I blogged below about the “American Law for American Courts” proposal, and its possible effect on foreign judgments entered without a civil jury trial. Here, I wanted to flag a possible problem with this proposal and foreign divorce decrees.
American courts routinely have to decide the marital status of people who came to America from a foreign country, and who got married or divorced or remarried in that country. If Wanda purportedly married Xavier in Elbonia, then purportedly divorced him in Elbonia, and then purportedly married Harold in Elbonia, and ten years later comes to America, the American legal system has to be able to figure out whether Wanda is indeed properly married to Harold. That’s the sort of issue that comes up all the time in immigration law, in divorce law, in wills and trusts law, in tax law, in evidence law, and in many other contexts. To figure that out, it may be necessary to decide whether the earlier Elbonian divorce was valid — which can only be figured out using Elbonian law — or possibly just to give legal effect to the earlier Elbonian divorce.
Now what if the Elbonian legal system doesn’t take the same view of various rights, including equality rights, that we now take? What if, for instance, Elbonian law provides husbands more rights than wives in getting divorces started? Or what if Elbonia — like Israel, Lebanon, India, and other places — provides that family law matters are to be adjudicated under the religious laws of the religious group to which the parties belong, which necessarily involves a form of religious discrimination that would violate First Amendment principles if done in the U.S.? Or what if Elbonian rules of evidence give more weight to men’s testimony or to the testimony of people who belong to certain religions, and those rules had been applied in the divorce?
This might be bad, but it’s the reality under which Elbonian law operates, and Wanda has lived her life in Elbonia based on that reality. She may have remarried based on the effect of the divorce — however unfairly it may have been conducted. She may have gotten certain property in the divorce, perhaps less than she should have gotten, but something that she now views as hers. That’s life on the ground in Elbonia for her.

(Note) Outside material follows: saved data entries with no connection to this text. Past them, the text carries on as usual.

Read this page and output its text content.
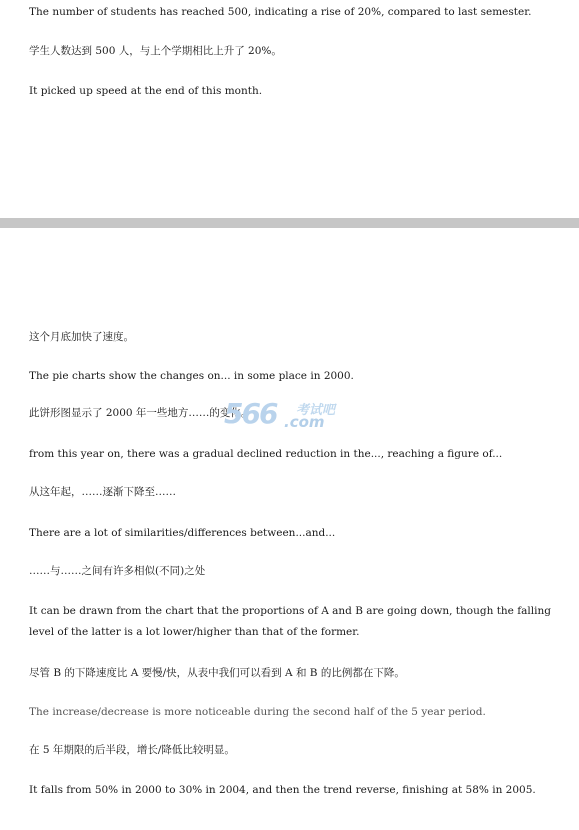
The number of students has reached 500, indicating a rise of 20%, compared to last semester.
学生人数达到 500 人，与上个学期相比上升了 20%。
It picked up speed at the end of this month.
这个月底加快了速度。
The pie charts show the changes on... in some place in 2000.
此饼形图显示了 2000 年一些地方……的变化。
from this year on, there was a gradual declined reduction in the..., reaching a figure of...
从这年起，……逐渐下降至……
There are a lot of similarities/differences between...and...
……与……之间有许多相似(不同)之处
It can be drawn from the chart that the proportions of A and B are going down, though the falling level of the latter is a lot lower/higher than that of the former.
尽管 B 的下降速度比 A 要慢/快，从表中我们可以看到 A 和 B 的比例都在下降。
The increase/decrease is more noticeable during the second half of the 5 year period.
在 5 年期限的后半段，增长/降低比较明显。
It falls from 50% in 2000 to 30% in 2004, and then the trend reverse, finishing at 58% in 2005.
566 考试吧
.com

Now she and Harry come to America, and the question of the validity of her and Harry’s marriage comes up. Maybe Harry brings it up in trying to get his marriage to Wanda annulled (on the theory that the Wanda-Xavier divorce was invalid). Maybe the government brings it up in trying to decide whether Harry is entitled to claim the spousal privilege to refuse to testify against Wanda, or whether Wanda is entitled to certain state tax treatment offered to married people, or in one of many other situations where marital status is relevant. Even if we disapprove of the Elbonian legal system, it seems to me that American courts can’t just categorically ignore the Elbonian divorce.
Yet that seems to be what the “American Law for American Courts” proposal would do, when it provides that,
Any court, arbitration, tribunal, or administrative agency ruling or decision shall violate the public policy of this State and be void and unenforceable if the court, arbitration, tribunal, or administrative agency bases its rulings or decisions in in the matter at issue in whole or in part on any law, legal code or system that would not grant the parties affected by the ruling or decision the same fundamental liberties, rights, and privileges granted under the U.S. and [State] Constitutions, including but not limited to due process, freedom of religion, speech, or press, and any right of privacy or marriage as specifically defined by the constitution of this state.
Because the divorce decree was entered under a legal system that denied “the same fundamental liberties, rights, and privileges granted under the U.S. … Constitution[]” — such as equal rights regardless of sex, the First Amendment right not to be treated differently based on religion — the divorce decree is “void,” and thus presumably can’t be considered by American courts. Wanda would thus presumably be treated as still married to Xavier, and not to Harold.
That doesn’t seem to me to make such sense. It might be proper for courts to sometimes ignore the effect of foreign divorces that are based on procedures that American law views as improper — for instance, if they affect the rights of people who were U.S. residents at the time of the divorce, or to the extent they continue to affect child custody rights in some way that we see as improper. But it’s not right for courts to have to categorically ignore the effect of foreign divorces that involve departures from American equality norms.
Yet that seems to be what the “American Law for American Courts” proposal would call for. Perhaps this effect is inadvertent, and maybe courts can avoid it by some sort of creative construction, or liberal use of “putative spouse” doctrines under which (in some states) people can be viewed as married in some situations even if their marriage was technically invalid in some respect. But until that’s made clear, this seems to be a pretty serious potential problem with the proposal.